Wondering if someone who reloads .17 Remington can help me with this. I picked up a bunch of .17 reloading supplies from a relative of a relative whose hubby passed away. Included in the bunch was a couple hundred HPs but they weren't in the original package.

I thought they were 25 grainers but because they're not as long as 25 grain Hornadys, I weighed a few and found they weigh 24.5 grains. They're 0.503 inches long compared to the Hornadys which are 0.578.

I checked the 'net and couldn't find any manufacturer which turned out 24.5 grain bullets. Anyone have any idea what brand of bullets these might be?

Thanks, Saskcoyote


----------



## southdakbearfan (Oct 11, 2004)

I would assume they are "25 grain" bullets that are a hair light.
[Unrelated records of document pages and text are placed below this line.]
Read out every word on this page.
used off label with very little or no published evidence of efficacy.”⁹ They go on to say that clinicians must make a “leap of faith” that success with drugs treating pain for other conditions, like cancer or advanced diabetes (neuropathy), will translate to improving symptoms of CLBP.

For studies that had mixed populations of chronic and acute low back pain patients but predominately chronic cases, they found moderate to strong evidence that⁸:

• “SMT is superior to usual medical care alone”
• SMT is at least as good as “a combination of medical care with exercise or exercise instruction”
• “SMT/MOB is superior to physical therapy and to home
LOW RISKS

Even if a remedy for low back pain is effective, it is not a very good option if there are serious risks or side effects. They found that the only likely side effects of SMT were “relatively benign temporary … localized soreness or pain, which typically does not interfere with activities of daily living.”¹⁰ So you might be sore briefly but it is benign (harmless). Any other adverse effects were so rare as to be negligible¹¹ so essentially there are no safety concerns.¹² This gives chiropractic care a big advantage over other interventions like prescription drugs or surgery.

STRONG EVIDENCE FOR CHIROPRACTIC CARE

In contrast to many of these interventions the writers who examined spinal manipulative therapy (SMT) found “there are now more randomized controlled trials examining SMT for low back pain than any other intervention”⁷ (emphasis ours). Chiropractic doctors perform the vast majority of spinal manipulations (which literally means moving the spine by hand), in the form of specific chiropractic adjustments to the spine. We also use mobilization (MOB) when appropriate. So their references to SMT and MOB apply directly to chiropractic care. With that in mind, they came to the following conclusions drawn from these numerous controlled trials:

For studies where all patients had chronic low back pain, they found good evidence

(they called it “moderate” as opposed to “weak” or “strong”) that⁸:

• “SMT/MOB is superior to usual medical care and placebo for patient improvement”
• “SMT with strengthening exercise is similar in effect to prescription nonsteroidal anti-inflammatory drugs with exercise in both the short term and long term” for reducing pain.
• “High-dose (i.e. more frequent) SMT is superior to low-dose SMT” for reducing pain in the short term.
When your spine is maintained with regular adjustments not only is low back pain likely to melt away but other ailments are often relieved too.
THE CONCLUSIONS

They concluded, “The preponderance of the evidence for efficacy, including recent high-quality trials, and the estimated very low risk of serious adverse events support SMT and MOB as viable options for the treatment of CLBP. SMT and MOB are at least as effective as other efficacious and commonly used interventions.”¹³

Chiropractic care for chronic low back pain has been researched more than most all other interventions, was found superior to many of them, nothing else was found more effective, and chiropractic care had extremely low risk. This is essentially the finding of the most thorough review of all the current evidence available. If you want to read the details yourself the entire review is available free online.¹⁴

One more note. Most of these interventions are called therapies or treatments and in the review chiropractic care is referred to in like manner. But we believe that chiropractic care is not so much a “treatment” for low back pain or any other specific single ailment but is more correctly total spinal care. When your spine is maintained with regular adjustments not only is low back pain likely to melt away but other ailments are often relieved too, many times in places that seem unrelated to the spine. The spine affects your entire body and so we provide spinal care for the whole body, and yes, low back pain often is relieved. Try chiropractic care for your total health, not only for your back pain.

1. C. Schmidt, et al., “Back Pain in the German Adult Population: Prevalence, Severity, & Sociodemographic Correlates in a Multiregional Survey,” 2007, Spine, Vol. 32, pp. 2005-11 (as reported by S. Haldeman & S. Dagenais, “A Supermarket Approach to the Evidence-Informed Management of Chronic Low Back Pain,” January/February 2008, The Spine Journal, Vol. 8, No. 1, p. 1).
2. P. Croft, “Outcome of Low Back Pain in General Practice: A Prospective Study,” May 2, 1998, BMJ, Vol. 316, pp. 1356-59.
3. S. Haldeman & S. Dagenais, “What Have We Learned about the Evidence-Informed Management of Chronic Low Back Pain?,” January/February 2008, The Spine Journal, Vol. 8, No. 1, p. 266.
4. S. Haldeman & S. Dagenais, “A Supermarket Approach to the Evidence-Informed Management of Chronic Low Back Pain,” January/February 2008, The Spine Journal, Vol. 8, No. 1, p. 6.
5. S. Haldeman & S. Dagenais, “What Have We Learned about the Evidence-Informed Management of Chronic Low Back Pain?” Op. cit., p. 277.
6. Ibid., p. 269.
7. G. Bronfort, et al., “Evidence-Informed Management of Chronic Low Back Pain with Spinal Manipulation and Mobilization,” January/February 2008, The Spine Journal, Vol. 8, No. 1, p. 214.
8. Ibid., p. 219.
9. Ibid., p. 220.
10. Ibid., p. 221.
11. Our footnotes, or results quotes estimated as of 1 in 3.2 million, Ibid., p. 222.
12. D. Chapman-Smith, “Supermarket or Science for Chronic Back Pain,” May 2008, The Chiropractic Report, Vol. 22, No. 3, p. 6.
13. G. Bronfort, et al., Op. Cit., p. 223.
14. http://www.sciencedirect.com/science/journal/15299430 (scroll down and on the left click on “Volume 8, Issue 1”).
I see Berger and Hornady make a 25 grain hollowpoint, berger makes two different versions.


----------



## saskcoyote (Dec 30, 2006)

Yo, sodak: I thought about the possibility they may have been 'light' but I weighed a number of them and they were all consistently 24.5 grains. I also have some Hornady 20 Vmaxes and 25 HPs and weighed them and they were also all consistent so the scale's dead on. Would the length -- 0.503 inches -- provide a clue? I emailed Berger earlier today to see if they manufactured this weight or if they know of a manufacturer that did, and am waiting for a reply. In the meantime, I loaded them up using 25-grain bullet specs including seating depth of of 2.15 inches.


----------



## saskcoyote (Dec 30, 2006)

Yo: Here are a couple pictures of the mystery bullet. The 25-grain Hornady HP is on the left and the unknown bullet is on the right. Any suggestions? I'm interested in getting theses bullets identified because I touched off a few batches of test loads and found they group very well, particularly with R-15.


----------



## southdakbearfan (Oct 11, 2004)

Looks like the remington 25 gr PLHP.

Check this post on another board, there are images of that exact comparison at the bottom that look just like yours.

http://www.predatormastersforums.com/fo ... er=1498963


----------



## saskcoyote (Dec 30, 2006)

Yo, SoDak: I think the puzzle is solved. The pictures of the bullets on the site you suggested are a spittin' image of the pictures I posted. Unfortunately, it appears the Remington 25-grainers are no longer available so once the 180 or so I have left are shot off, I won't be able to get any more.

On the upside, when I was cooking up batches for test firing, I found a few other combinations that work just as well as the Remington 25-grainers. In my Remington BDL, the Hornady 25-grain HPs riding 24.2 grains of IMR 4320 shoot just as well as do the Hornady 20-grain V-Maxs sitting atop 24 grains of R-15.

I still have a few other powder/bullet combinations I plan on testing but I'm more than happy from what I've seen so far. Another two weeks and it's time to head across the border. With the .17 Rem, .17 HMR, .204 and .223 in the arsenal, something tells me those Montana PDs are gonna get a whoppin'. :sniper:

Good luck. Saskcoyote


----------